After a traumatic event, the repercussions can take a toll on your personal life and your career. If this event has a long-term impact on your mental health, the resulting post-traumatic stress disorder (PTSD) can make it difficult to work. Is it possible to receive disability benefits for PTSD?
What is PTSD?
PTSD occurs for some people after they experience or witness a traumatic event. Their mental health suffers in many ways, including:
- Re-experiencing the event through flashbacks, dreams or intrusive thoughts
- Avoiding reminders of the traumatic event
- Changes to mood, including emotional numbness, hopelessness or loss of interest in activities
- Difficulty maintaining relationships
- Increased reactivity, including startle responses or irritability
These symptoms can become more intense depending on a patient’s stress levels or experiences.
When does PTSD qualify for disability benefits?

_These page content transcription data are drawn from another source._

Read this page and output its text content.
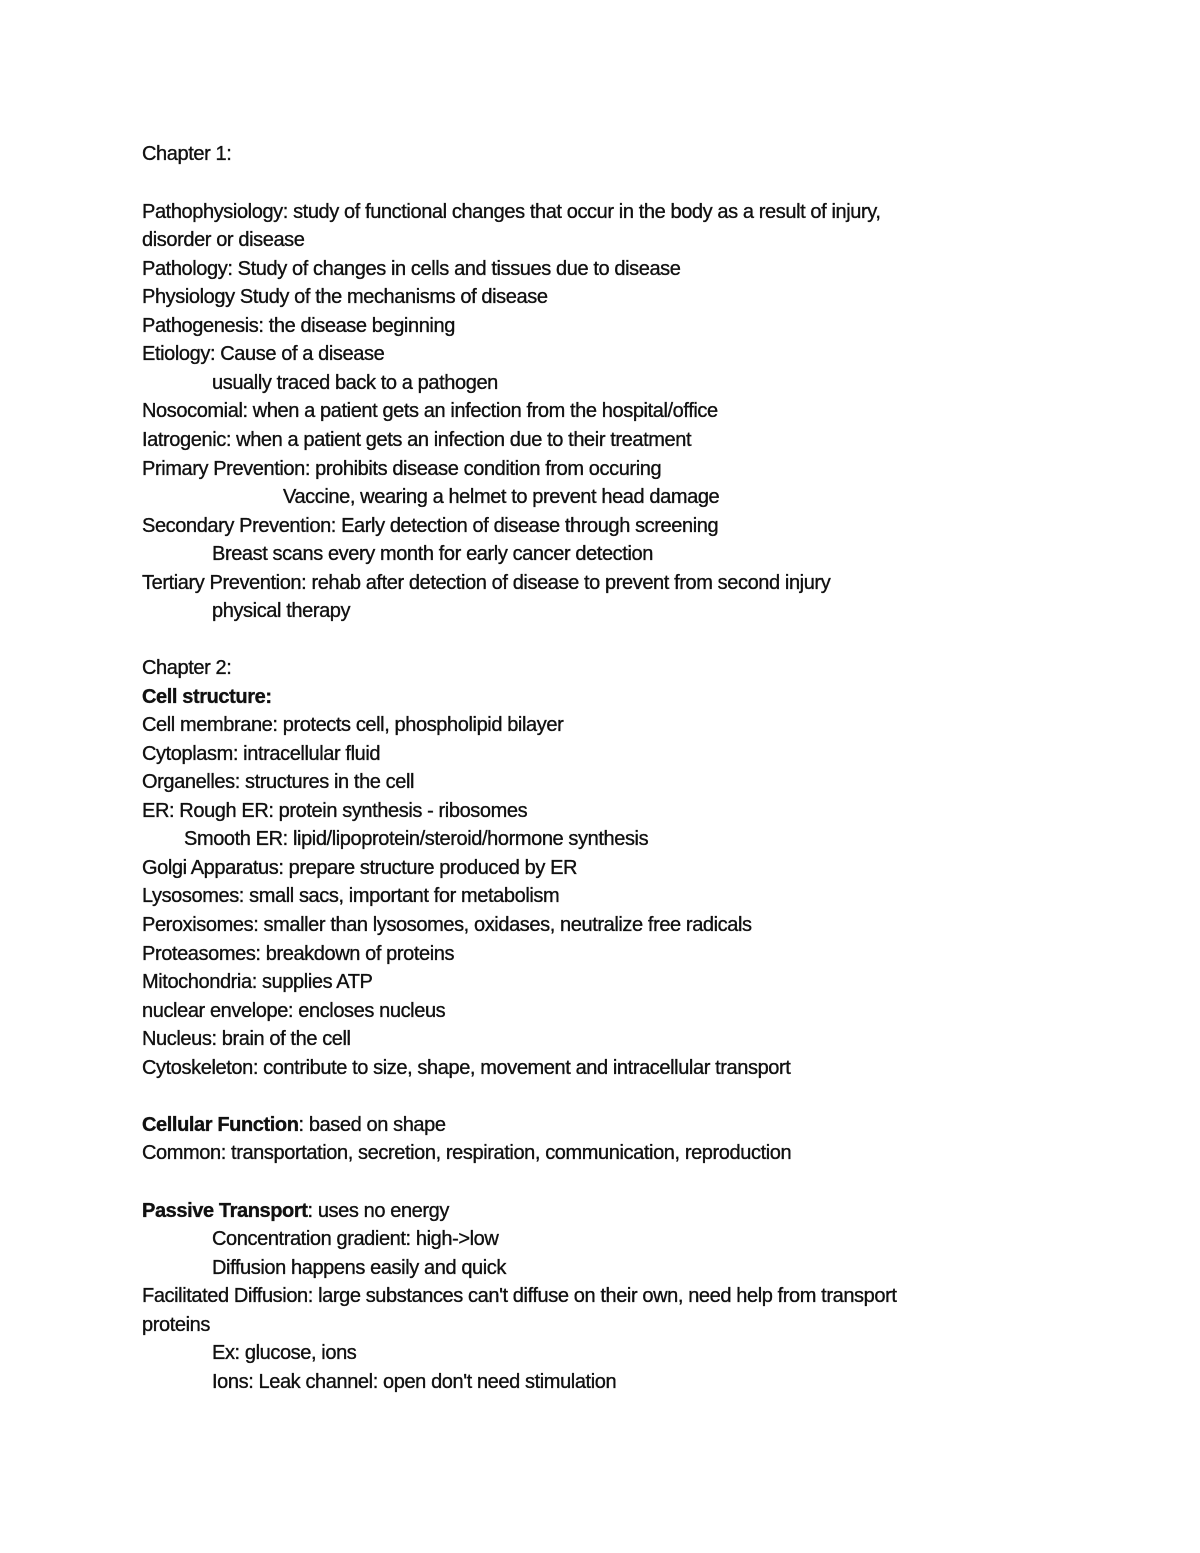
Chapter 1:
Pathophysiology: study of functional changes that occur in the body as a result of injury,
disorder or disease
Pathology: Study of changes in cells and tissues due to disease
Physiology Study of the mechanisms of disease
Pathogenesis: the disease beginning
Etiology: Cause of a disease
usually traced back to a pathogen
Nosocomial: when a patient gets an infection from the hospital/office
Iatrogenic: when a patient gets an infection due to their treatment
Primary Prevention: prohibits disease condition from occuring
Vaccine, wearing a helmet to prevent head damage
Secondary Prevention: Early detection of disease through screening
Breast scans every month for early cancer detection
Tertiary Prevention: rehab after detection of disease to prevent from second injury
physical therapy
Chapter 2:
Cell structure:
Cell membrane: protects cell, phospholipid bilayer
Cytoplasm: intracellular fluid
Organelles: structures in the cell
ER: Rough ER: protein synthesis - ribosomes
Smooth ER: lipid/lipoprotein/steroid/hormone synthesis
Golgi Apparatus: prepare structure produced by ER
Lysosomes: small sacs, important for metabolism
Peroxisomes: smaller than lysosomes, oxidases, neutralize free radicals
Proteasomes: breakdown of proteins
Mitochondria: supplies ATP
nuclear envelope: encloses nucleus
Nucleus: brain of the cell
Cytoskeleton: contribute to size, shape, movement and intracellular transport
Cellular Function: based on shape
Common: transportation, secretion, respiration, communication, reproduction
Passive Transport: uses no energy
Concentration gradient: high->low
Diffusion happens easily and quick
Facilitated Diffusion: large substances can't diffuse on their own, need help from transport
proteins
Ex: glucose, ions
Ions: Leak channel: open don't need stimulation
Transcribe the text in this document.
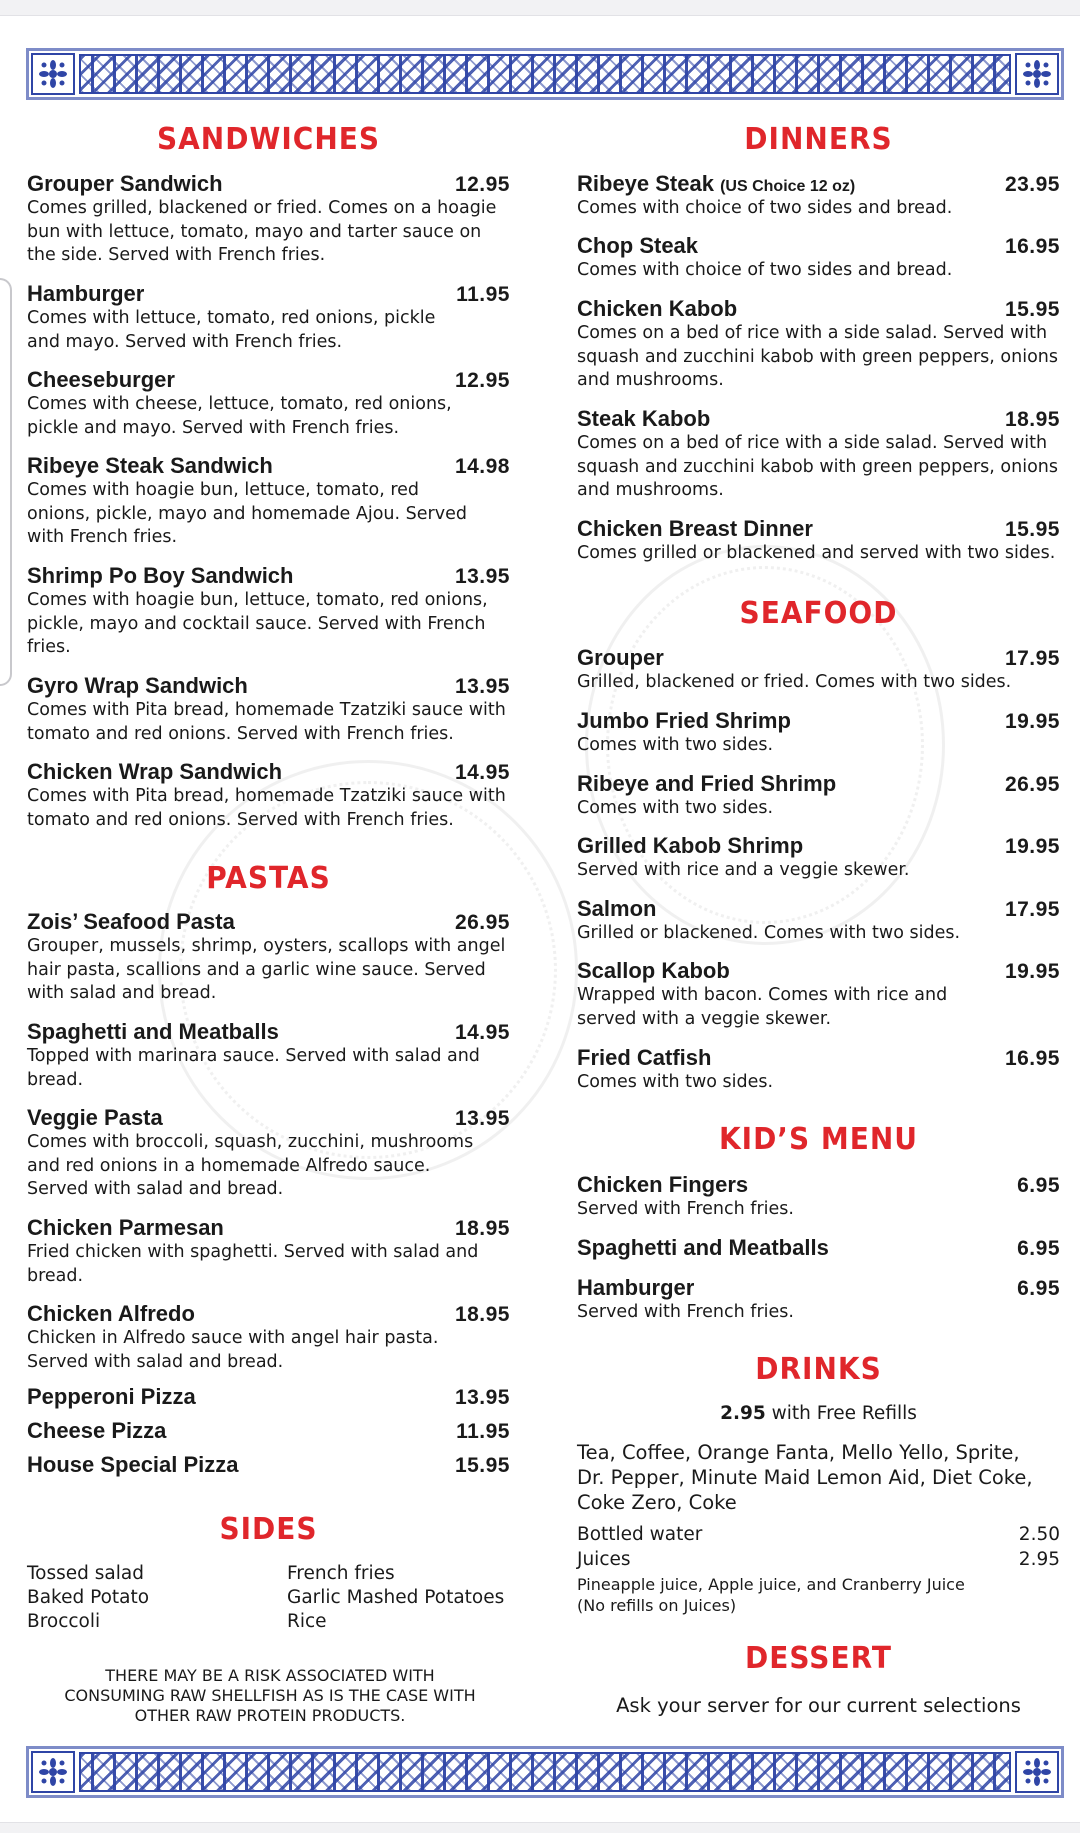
SANDWICHES
Grouper Sandwich	12.95
Comes grilled, blackened or fried. Comes on a hoagie bun with lettuce, tomato, mayo and tarter sauce on the side. Served with French fries.
Hamburger	11.95
Comes with lettuce, tomato, red onions, pickle and mayo. Served with French fries.
Cheeseburger	12.95
Comes with cheese, lettuce, tomato, red onions, pickle and mayo. Served with French fries.
Ribeye Steak Sandwich	14.98
Comes with hoagie bun, lettuce, tomato, red onions, pickle, mayo and homemade Ajou. Served with French fries.
Shrimp Po Boy Sandwich	13.95
Comes with hoagie bun, lettuce, tomato, red onions, pickle, mayo and cocktail sauce. Served with French fries.
Gyro Wrap Sandwich	13.95
Comes with Pita bread, homemade Tzatziki sauce with tomato and red onions. Served with French fries.
Chicken Wrap Sandwich	14.95
Comes with Pita bread, homemade Tzatziki sauce with tomato and red onions. Served with French fries.
PASTAS
Zois’ Seafood Pasta	26.95
Grouper, mussels, shrimp, oysters, scallops with angel hair pasta, scallions and a garlic wine sauce. Served with salad and bread.
Spaghetti and Meatballs	14.95
Topped with marinara sauce. Served with salad and bread.
Veggie Pasta	13.95
Comes with broccoli, squash, zucchini, mushrooms and red onions in a homemade Alfredo sauce. Served with salad and bread.
Chicken Parmesan	18.95
Fried chicken with spaghetti. Served with salad and bread.
Chicken Alfredo	18.95
Chicken in Alfredo sauce with angel hair pasta. Served with salad and bread.
Pepperoni Pizza	13.95
Cheese Pizza	11.95
House Special Pizza	15.95
SIDES
Tossed salad
Baked Potato
Broccoli
French fries
Garlic Mashed Potatoes
Rice
THERE MAY BE A RISK ASSOCIATED WITH CONSUMING RAW SHELLFISH AS IS THE CASE WITH OTHER RAW PROTEIN PRODUCTS.
DINNERS
Ribeye Steak (US Choice 12 oz)	23.95
Comes with choice of two sides and bread.
Chop Steak	16.95
Comes with choice of two sides and bread.
Chicken Kabob	15.95
Comes on a bed of rice with a side salad. Served with squash and zucchini kabob with green peppers, onions and mushrooms.
Steak Kabob	18.95
Comes on a bed of rice with a side salad. Served with squash and zucchini kabob with green peppers, onions and mushrooms.
Chicken Breast Dinner	15.95
Comes grilled or blackened and served with two sides.
SEAFOOD
Grouper	17.95
Grilled, blackened or fried. Comes with two sides.
Jumbo Fried Shrimp	19.95
Comes with two sides.
Ribeye and Fried Shrimp	26.95
Comes with two sides.
Grilled Kabob Shrimp	19.95
Served with rice and a veggie skewer.
Salmon	17.95
Grilled or blackened. Comes with two sides.
Scallop Kabob	19.95
Wrapped with bacon. Comes with rice and served with a veggie skewer.
Fried Catfish	16.95
Comes with two sides.
KID’S MENU
Chicken Fingers	6.95
Served with French fries.
Spaghetti and Meatballs	6.95
Hamburger	6.95
Served with French fries.
DRINKS
2.95 with Free Refills
Tea, Coffee, Orange Fanta, Mello Yello, Sprite, Dr. Pepper, Minute Maid Lemon Aid, Diet Coke, Coke Zero, Coke
Bottled water	2.50
Juices	2.95
Pineapple juice, Apple juice, and Cranberry Juice
(No refills on Juices)
DESSERT
Ask your server for our current selections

In order to qualify for disability benefits, a patient’s PTSD must result in a limitation of their ability to process information, interact with other people, maintain their concentration or take care of themselves. Alternatively, PTSD sufferers can show that their PTSD is a “serious and persistent” condition, requiring significant support and resulting in difficulties adapting to changes in your daily life for at least two years.
Documenting symptoms can be key for PTSD sufferers.
Keeping a detailed record of PTSD symptoms and treatment is often the best way to show the Social Security Administration that this condition impairs a patient’s ability to work. Thorough documentation can include:
- Records of treatments, including notes from therapy sessions
- A statement from the physician treating your PTSD
- Written statements from family, friends and coworkers about the impact that PTSD has on your ability to work
In addition, you may want to speak to an experienced attorney about your application. They can help you collect documentation that will give your application for disability benefits the best chance for success.